I'm working with a device that sends back an image, and when I request an image, there is some undocumented information that comes before the image data. I was only able to realize this by looking through the binary data and identifying the image header information inside.
I've been able to make everything work fine by writing a method that takes a byte[] and returns another byte[] with all of this preamble "stuff" removed. However, what I really want is an extension method so I can write
image_buffer.RemoveUpToByteArray(new byte[] { 0x42, 0x4D });
instead of
byte[] new_buffer = RemoveUpToByteArray( image_buffer, new byte[] { 0x42, 0x4D });
I first tried to write it like everywhere else I've seen online:
public static class MyExtensionMethods
{
public static void RemoveUpToByteArray(this byte[] buffer, byte[] header)
{
...
}
}
but then I get an error complaining that there isn't an extension method where the first parameter is a System.Array.
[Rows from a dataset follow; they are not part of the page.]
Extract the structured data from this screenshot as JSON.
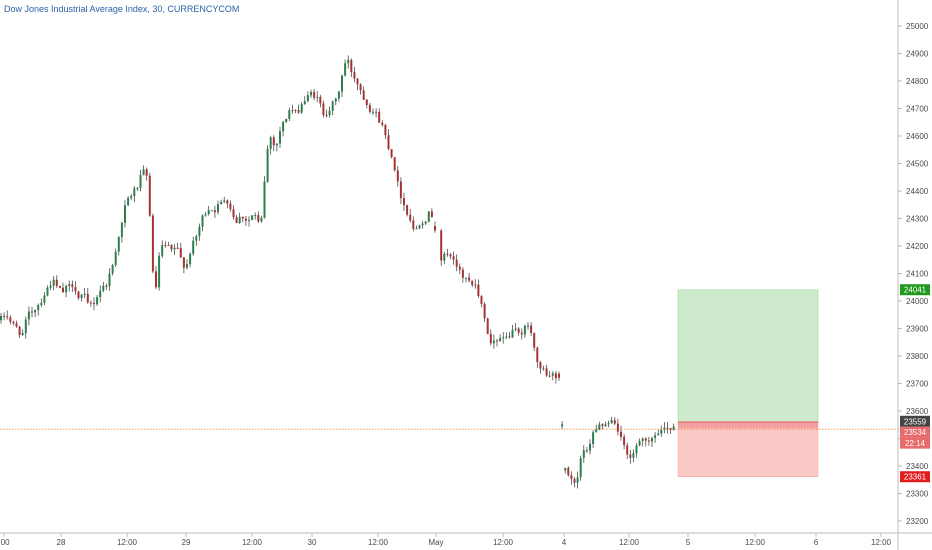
{
  "title": "Dow Jones Industrial Average Index, 30, CURRENCYCOM",
  "colors": {
    "up": "#2e7d4f",
    "down": "#a83232",
    "wick": "#333333",
    "axis": "#bdbdbd",
    "price_line": "#e8761e",
    "profit_zone": "#cdebcc",
    "loss_zone": "#fcc9c9",
    "entry_line": "#e06767",
    "target_badge": "#1e9a1e",
    "stop_badge": "#e01e1e",
    "entry_badge": "#444444",
    "last_badge": "#e86a6a"
  },
  "chart_data": {
    "type": "candlestick",
    "y_ticks": [
      25000,
      24900,
      24800,
      24700,
      24600,
      24500,
      24400,
      24300,
      24200,
      24100,
      24000,
      23900,
      23800,
      23700,
      23600,
      23500,
      23400,
      23300,
      23200
    ],
    "x_ticks": [
      ":00",
      "28",
      "12:00",
      "29",
      "12:00",
      "30",
      "12:00",
      "May",
      "12:00",
      "4",
      "12:00",
      "5",
      "12:00",
      "6",
      "12:00"
    ],
    "ylim": [
      23170,
      25030
    ],
    "xlim": [
      -1,
      931
    ],
    "position": {
      "target": 24041,
      "entry": 23559,
      "stop": 23361,
      "target_label": "24041",
      "entry_label": "23559",
      "stop_label": "23361"
    },
    "last_price": {
      "value": 23534,
      "label": "23534",
      "countdown": "22:14"
    },
    "anchors": [
      [
        0,
        23930
      ],
      [
        6,
        23955
      ],
      [
        12,
        23915
      ],
      [
        18,
        23900
      ],
      [
        22,
        23870
      ],
      [
        28,
        23950
      ],
      [
        34,
        23970
      ],
      [
        40,
        23995
      ],
      [
        46,
        24035
      ],
      [
        52,
        24075
      ],
      [
        56,
        24055
      ],
      [
        62,
        24030
      ],
      [
        68,
        24050
      ],
      [
        74,
        24065
      ],
      [
        78,
        24010
      ],
      [
        84,
        24020
      ],
      [
        88,
        23985
      ],
      [
        94,
        23995
      ],
      [
        100,
        24040
      ],
      [
        106,
        24060
      ],
      [
        112,
        24120
      ],
      [
        118,
        24230
      ],
      [
        122,
        24280
      ],
      [
        126,
        24360
      ],
      [
        132,
        24390
      ],
      [
        138,
        24420
      ],
      [
        142,
        24460
      ],
      [
        146,
        24480
      ],
      [
        150,
        24310
      ],
      [
        153,
        24090
      ],
      [
        156,
        24050
      ],
      [
        160,
        24190
      ],
      [
        166,
        24200
      ],
      [
        172,
        24180
      ],
      [
        176,
        24200
      ],
      [
        180,
        24160
      ],
      [
        186,
        24120
      ],
      [
        190,
        24180
      ],
      [
        196,
        24230
      ],
      [
        202,
        24300
      ],
      [
        208,
        24340
      ],
      [
        214,
        24330
      ],
      [
        220,
        24350
      ],
      [
        226,
        24380
      ],
      [
        230,
        24340
      ],
      [
        236,
        24290
      ],
      [
        242,
        24310
      ],
      [
        248,
        24290
      ],
      [
        254,
        24320
      ],
      [
        258,
        24280
      ],
      [
        262,
        24300
      ],
      [
        266,
        24520
      ],
      [
        270,
        24600
      ],
      [
        276,
        24560
      ],
      [
        280,
        24620
      ],
      [
        284,
        24650
      ],
      [
        290,
        24700
      ],
      [
        296,
        24680
      ],
      [
        302,
        24720
      ],
      [
        308,
        24740
      ],
      [
        312,
        24760
      ],
      [
        318,
        24730
      ],
      [
        324,
        24680
      ],
      [
        330,
        24700
      ],
      [
        336,
        24730
      ],
      [
        340,
        24780
      ],
      [
        344,
        24860
      ],
      [
        348,
        24870
      ],
      [
        352,
        24830
      ],
      [
        358,
        24790
      ],
      [
        364,
        24740
      ],
      [
        370,
        24700
      ],
      [
        376,
        24680
      ],
      [
        382,
        24640
      ],
      [
        388,
        24570
      ],
      [
        394,
        24500
      ],
      [
        398,
        24420
      ],
      [
        404,
        24350
      ],
      [
        410,
        24300
      ],
      [
        414,
        24250
      ],
      [
        420,
        24290
      ],
      [
        426,
        24300
      ],
      [
        430,
        24320
      ],
      [
        434,
        24310
      ],
      [
        438,
        24130
      ],
      [
        444,
        24160
      ],
      [
        450,
        24175
      ],
      [
        454,
        24160
      ],
      [
        458,
        24120
      ],
      [
        464,
        24080
      ],
      [
        470,
        24070
      ],
      [
        476,
        24060
      ],
      [
        482,
        23980
      ],
      [
        486,
        23900
      ],
      [
        490,
        23850
      ],
      [
        496,
        23860
      ],
      [
        502,
        23870
      ],
      [
        508,
        23860
      ],
      [
        514,
        23890
      ],
      [
        520,
        23880
      ],
      [
        526,
        23910
      ],
      [
        530,
        23900
      ],
      [
        536,
        23790
      ],
      [
        540,
        23760
      ],
      [
        546,
        23740
      ],
      [
        552,
        23730
      ],
      [
        556,
        23730
      ],
      [
        560,
        23720
      ],
      [
        564,
        23390
      ],
      [
        570,
        23370
      ],
      [
        576,
        23340
      ],
      [
        582,
        23440
      ],
      [
        588,
        23460
      ],
      [
        594,
        23520
      ],
      [
        600,
        23560
      ],
      [
        606,
        23540
      ],
      [
        610,
        23550
      ],
      [
        614,
        23560
      ],
      [
        618,
        23530
      ],
      [
        622,
        23490
      ],
      [
        626,
        23440
      ],
      [
        630,
        23420
      ],
      [
        636,
        23460
      ],
      [
        642,
        23490
      ],
      [
        648,
        23480
      ],
      [
        654,
        23510
      ],
      [
        660,
        23520
      ],
      [
        666,
        23540
      ],
      [
        672,
        23545
      ],
      [
        676,
        23534
      ]
    ]
  }
}
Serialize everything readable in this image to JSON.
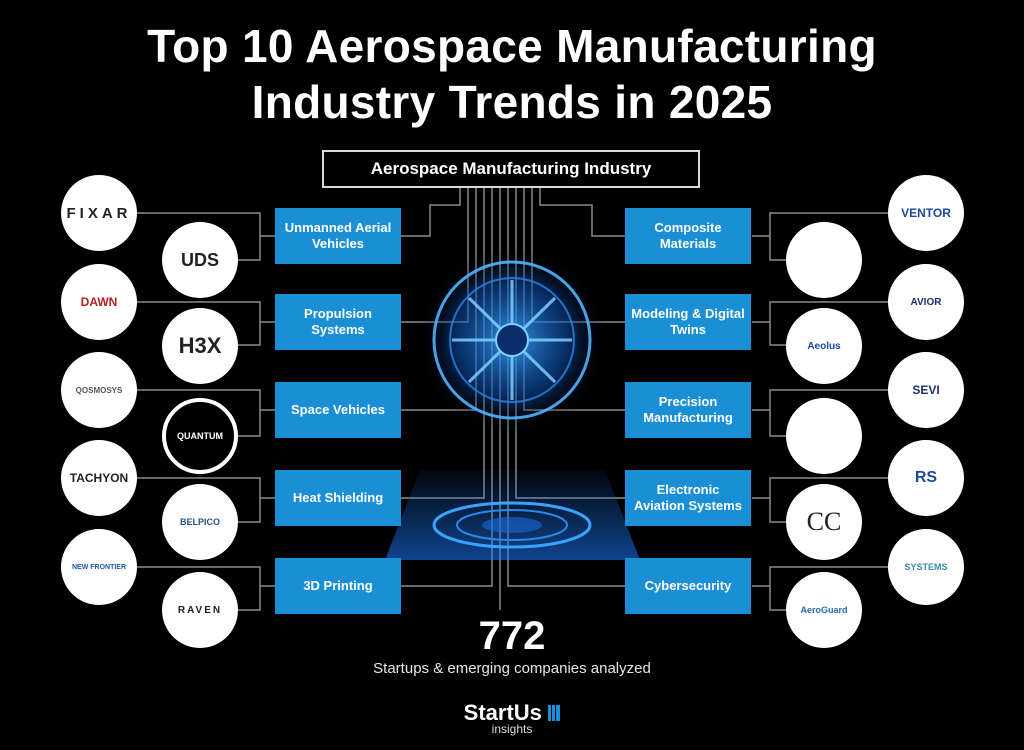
{
  "title_line1": "Top 10 Aerospace Manufacturing",
  "title_line2": "Industry Trends in 2025",
  "header": "Aerospace Manufacturing Industry",
  "trends_left": [
    "Unmanned Aerial Vehicles",
    "Propulsion Systems",
    "Space Vehicles",
    "Heat Shielding",
    "3D Printing"
  ],
  "trends_right": [
    "Composite Materials",
    "Modeling & Digital Twins",
    "Precision Manufacturing",
    "Electronic Aviation Systems",
    "Cybersecurity"
  ],
  "logos_left": [
    {
      "text": "FIXAR"
    },
    {
      "text": "UDS"
    },
    {
      "text": "DAWN"
    },
    {
      "text": "H3X"
    },
    {
      "text": "QOSMOSYS"
    },
    {
      "text": "QUANTUM"
    },
    {
      "text": "TACHYON"
    },
    {
      "text": "BELPICO"
    },
    {
      "text": "NEW FRONTIER"
    },
    {
      "text": "RAVEN"
    }
  ],
  "logos_right": [
    {
      "text": "VENTOR"
    },
    {
      "text": ""
    },
    {
      "text": "AVIOR"
    },
    {
      "text": "Aeolus"
    },
    {
      "text": "SEVI"
    },
    {
      "text": ""
    },
    {
      "text": "RS"
    },
    {
      "text": "CC"
    },
    {
      "text": "SYSTEMS"
    },
    {
      "text": "AeroGuard"
    }
  ],
  "stat_number": "772",
  "stat_caption": "Startups & emerging companies analyzed",
  "brand_name": "StartUs",
  "brand_sub": "insights",
  "colors": {
    "accent": "#1b8fd6",
    "background": "#000000",
    "text": "#ffffff"
  }
}
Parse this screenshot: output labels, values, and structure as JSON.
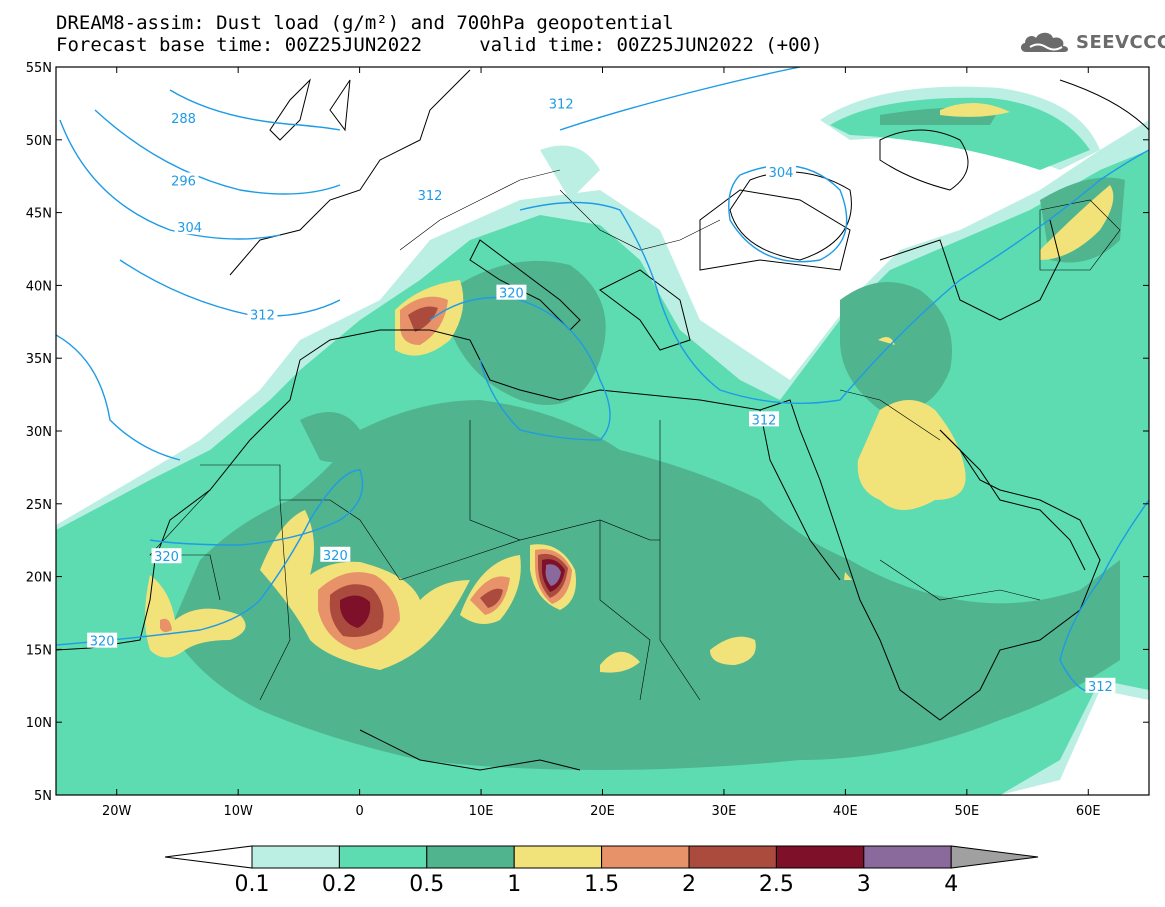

Weird, everyone else seems to do it this way, but okay:
public static class MyExtensionMethods
{
public static void RemoveUpToByteArray(this Array buffer, byte[] header)
{
...
}
}
Great, that takes now, but still doesn't compile. It doesn't compile because Array is an abstract class and my existing code that gets called after calling RemoveUpToByteArray used to work on byte arrays.
I could rewrite my subsequent code to work with Array, but I am curious -- what am I doing wrong that prevents me from just using byte[] as the first parameter in my extension method?